Uber defied local political muscle… somehow
But it wasn’t the political muscle in Chicago or New York that stood up to Uber. It was a Brussels court, those softie socialists, who made the absurdly bold decision to rule that a taxi service must have a taxi license to operate in a municipal region.
“We have absolutely nothing against an application like Uber. On the contrary, we would even want to integrate them into the traditional taxi sector,” said Brussels’ Minister of Public Works Brigitte Grouwels in a statement from a spokesman on Tuesday. “However, if you offer paid transport services you should abide by the rules of the sector, otherwise there is unfair competition,” he said. In short: Uber should pay taxes like everyone else and its drivers should have proper licensing and insurance when in operation as a transportation service. Wow, that’s a brave ruling.

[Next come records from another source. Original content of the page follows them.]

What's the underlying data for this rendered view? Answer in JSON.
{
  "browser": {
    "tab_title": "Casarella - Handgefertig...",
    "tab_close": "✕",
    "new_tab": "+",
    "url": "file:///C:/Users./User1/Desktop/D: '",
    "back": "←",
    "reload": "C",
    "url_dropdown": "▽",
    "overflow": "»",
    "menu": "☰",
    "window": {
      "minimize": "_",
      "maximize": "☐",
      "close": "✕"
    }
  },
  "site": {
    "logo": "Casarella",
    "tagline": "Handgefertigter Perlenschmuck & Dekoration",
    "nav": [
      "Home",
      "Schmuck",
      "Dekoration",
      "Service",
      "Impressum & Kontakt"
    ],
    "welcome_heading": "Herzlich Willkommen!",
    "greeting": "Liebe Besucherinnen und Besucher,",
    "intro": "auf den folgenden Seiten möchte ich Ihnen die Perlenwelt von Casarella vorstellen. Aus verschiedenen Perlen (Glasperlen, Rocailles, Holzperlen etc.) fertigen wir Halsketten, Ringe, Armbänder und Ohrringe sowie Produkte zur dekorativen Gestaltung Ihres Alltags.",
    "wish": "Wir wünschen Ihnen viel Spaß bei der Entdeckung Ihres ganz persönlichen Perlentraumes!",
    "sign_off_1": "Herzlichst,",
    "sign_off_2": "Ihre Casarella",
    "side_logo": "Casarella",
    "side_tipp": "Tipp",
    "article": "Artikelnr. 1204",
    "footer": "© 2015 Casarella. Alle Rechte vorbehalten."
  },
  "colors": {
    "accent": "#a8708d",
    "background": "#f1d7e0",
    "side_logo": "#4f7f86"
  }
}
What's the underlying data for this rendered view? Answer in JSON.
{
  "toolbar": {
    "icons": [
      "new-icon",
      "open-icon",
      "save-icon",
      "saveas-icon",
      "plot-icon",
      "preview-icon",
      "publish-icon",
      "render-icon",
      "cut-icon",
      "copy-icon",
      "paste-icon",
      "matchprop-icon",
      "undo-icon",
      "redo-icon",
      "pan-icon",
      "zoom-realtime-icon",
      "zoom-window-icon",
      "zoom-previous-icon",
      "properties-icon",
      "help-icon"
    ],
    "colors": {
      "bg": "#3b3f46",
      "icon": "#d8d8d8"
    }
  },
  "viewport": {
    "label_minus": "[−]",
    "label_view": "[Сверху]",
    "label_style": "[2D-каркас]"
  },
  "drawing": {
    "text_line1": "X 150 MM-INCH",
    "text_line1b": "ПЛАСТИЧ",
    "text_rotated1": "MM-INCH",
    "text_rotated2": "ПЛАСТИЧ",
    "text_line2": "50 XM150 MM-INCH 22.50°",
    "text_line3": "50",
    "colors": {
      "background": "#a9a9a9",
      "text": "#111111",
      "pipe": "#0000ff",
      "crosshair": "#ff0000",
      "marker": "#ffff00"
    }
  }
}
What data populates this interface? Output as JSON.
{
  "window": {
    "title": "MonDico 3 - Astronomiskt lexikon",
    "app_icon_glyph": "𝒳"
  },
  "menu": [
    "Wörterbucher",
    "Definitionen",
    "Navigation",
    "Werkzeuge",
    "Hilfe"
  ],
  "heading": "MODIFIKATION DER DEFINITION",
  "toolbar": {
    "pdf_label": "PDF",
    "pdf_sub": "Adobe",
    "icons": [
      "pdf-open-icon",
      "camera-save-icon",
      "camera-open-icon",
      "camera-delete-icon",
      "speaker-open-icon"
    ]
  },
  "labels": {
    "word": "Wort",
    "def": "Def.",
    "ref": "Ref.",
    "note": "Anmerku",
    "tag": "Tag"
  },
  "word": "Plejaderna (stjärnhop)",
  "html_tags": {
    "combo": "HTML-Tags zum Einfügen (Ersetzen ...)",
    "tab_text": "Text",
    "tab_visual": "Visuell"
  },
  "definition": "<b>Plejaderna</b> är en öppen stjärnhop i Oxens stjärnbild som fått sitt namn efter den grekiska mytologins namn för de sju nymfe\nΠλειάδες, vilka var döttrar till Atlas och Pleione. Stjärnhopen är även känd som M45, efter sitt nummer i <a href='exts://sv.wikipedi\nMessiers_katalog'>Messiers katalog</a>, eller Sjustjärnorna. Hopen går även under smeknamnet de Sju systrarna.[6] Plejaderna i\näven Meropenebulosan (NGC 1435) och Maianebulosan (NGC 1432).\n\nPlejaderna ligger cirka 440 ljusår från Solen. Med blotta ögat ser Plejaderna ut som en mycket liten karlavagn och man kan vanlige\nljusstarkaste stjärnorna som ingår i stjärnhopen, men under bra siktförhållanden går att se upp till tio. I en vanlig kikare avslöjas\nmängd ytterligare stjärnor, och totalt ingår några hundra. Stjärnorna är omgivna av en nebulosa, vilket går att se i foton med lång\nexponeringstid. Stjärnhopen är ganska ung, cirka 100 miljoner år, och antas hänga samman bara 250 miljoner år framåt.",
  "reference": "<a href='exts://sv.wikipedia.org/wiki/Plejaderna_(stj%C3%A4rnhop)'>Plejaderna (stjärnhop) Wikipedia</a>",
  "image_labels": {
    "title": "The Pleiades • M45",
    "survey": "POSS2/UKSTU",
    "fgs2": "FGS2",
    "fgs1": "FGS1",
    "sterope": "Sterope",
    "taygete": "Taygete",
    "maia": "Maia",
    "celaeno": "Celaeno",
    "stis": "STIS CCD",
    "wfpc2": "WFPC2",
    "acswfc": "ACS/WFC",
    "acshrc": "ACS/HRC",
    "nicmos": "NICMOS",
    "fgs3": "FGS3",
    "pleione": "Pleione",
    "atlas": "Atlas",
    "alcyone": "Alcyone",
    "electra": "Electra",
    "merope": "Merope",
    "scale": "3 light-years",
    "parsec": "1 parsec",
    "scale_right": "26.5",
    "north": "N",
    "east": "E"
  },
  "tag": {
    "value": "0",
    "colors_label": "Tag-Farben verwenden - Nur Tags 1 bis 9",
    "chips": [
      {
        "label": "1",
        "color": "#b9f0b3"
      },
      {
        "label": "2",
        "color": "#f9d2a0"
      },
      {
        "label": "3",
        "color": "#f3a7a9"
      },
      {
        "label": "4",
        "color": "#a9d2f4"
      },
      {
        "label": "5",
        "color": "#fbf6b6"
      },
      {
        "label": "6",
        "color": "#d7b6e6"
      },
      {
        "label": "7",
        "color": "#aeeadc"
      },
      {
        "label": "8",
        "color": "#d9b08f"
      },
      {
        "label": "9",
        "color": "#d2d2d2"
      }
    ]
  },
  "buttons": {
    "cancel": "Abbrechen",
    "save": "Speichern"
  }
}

The genesis of the Brussels revolt occurred when a taxi company noticed Uber was undercutting taxis by nearly 20%. The cost of a taxi medallion and various fees and licensing typically exceeds 20% for standard taxi drivers. The benefit Uber had in official government officials allowing the transportation company to operate without licensing found its way back into the consumer’s pocket, if through a less than egalitarian method.